お医者さん現る。
そして、数日後に不機嫌な顔で現れたのは・・・
『デコチュー・・・』
「誰がデコチューだ?栄養とって、休めと言ったのに、遊び倒したな?せっかく俺が少し分けてやったのに。」
『分けたって、何を?』
「ふん、生命力だと思え。」
『あれ、味見じゃなかったんだ?』
「お前みたいなガリガリのガキ、味見でもいらん。」
あーそー。ホントにバンパイアなのかな。隈がひどいし。口も悪いし。
余分な事を考えていたら、顔に出ていたのか、頭をはたかれた。痛い。
「世の中には、ちょっと変わった体質が伝わる一族とかあるんだよ。ただ大きいだけとか、ただ毛深いだけとか、やたら勘が鋭いだけ、とかな。そういうのを診て回ってるんだ。お前は千里眼か?」
『おじいちゃんが千里眼って言われてた。私はどうか分かんないけど。』
「能力が弱くなって忘れられたり、子供全員には出なくなったり、だんだん薄くなってくもんだからな。俺を不審に思うんじゃ、多少出てるんだろう。」
『不審じゃないよ。自分に害があるかないか位しか分かんないけど。怖いけど、害はなさそうだった。』
「ふん。」そっぽ向いてるけど、これは照れてるのかな。いや、拗ねてるのか?よく分かんないな。
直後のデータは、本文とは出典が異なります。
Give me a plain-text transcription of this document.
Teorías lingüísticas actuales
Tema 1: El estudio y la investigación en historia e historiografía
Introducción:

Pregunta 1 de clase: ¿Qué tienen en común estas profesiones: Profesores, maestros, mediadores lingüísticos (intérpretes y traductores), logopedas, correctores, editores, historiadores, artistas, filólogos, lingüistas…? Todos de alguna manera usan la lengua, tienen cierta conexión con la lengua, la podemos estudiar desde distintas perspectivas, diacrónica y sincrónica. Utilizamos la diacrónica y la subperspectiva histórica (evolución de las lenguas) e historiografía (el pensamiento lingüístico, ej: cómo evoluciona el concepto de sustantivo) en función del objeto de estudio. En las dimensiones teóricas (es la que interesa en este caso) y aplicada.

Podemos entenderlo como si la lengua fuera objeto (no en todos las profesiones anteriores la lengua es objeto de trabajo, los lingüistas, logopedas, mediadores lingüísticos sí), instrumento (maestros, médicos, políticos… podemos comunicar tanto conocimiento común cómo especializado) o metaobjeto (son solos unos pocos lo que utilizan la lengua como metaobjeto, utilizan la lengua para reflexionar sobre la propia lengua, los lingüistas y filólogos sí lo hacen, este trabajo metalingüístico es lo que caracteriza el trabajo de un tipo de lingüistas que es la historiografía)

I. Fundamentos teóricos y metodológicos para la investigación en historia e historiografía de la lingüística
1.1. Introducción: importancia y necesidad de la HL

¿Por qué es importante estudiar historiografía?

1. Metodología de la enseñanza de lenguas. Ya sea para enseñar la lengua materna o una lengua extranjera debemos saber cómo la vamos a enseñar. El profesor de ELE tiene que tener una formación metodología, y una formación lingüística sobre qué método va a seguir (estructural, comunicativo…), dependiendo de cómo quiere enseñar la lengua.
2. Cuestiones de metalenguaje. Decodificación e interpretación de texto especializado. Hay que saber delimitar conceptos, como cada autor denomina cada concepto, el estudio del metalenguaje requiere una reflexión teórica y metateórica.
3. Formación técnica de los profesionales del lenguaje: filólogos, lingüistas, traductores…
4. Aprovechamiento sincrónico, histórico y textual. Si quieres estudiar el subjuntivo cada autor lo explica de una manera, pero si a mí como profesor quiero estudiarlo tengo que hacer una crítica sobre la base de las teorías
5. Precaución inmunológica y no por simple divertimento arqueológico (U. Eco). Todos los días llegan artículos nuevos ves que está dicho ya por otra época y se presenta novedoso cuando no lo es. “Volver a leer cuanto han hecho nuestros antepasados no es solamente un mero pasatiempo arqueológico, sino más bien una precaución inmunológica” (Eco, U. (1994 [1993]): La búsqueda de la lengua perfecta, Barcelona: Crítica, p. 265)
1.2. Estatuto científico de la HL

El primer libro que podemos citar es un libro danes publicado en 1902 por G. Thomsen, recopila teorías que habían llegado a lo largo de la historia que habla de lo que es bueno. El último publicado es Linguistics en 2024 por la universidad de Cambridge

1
しかし、大きいだけって、庭師のミレーさんそうなのかな?家族みんな大きいとか言ってた。
そうすると、セバスチャンも、周りの物を震わせるだけの一族とかかも。
後で教えてあげよう。
そして、お医者のお兄さん、ローザリオン・ルクスさんの診察が始まった。
ルクスって明るさの単位じゃなかったっけ?真っ黒いのにルクスって(笑)
1人で笑っていると、はたかれた。痛い。
「生命力の流れがぐちゃぐちゃだな。これじゃあ力が出ないだろ。あのまま大人しくしてればそこそこ治ったのに、暴れすぎだ。」
流れが落ち着くまで、ローザリオンさんが2人分循環させてくれることになった。
気功治療みたいなもん?
「かなり疲れる上に、腹も減るんだ。その分、言う事を聞けよ?」
『はい。ローザリオンさん』
「長い。略せ。」
『ローザさん』
「女みたいに呼ぶな。」
『・・・ローさん?』
「・・・まあいいだろう。」
でも、しばらく居るんだし、親しみを込めて、ロー兄と呼ぶ事にした。
眠っている時が流れが落ち着くそうなので、夜は添い寝をしてもらう。
わーい、うでまくらーと喜んだら、ひっぱたかれた。ひどい。
「腹を出して寝るなよ?いびきかいたらひっぱたく。」
『はい・・・(結構神経質?)』
「なんだ。」
『なんでもないです。おやすみなさい。』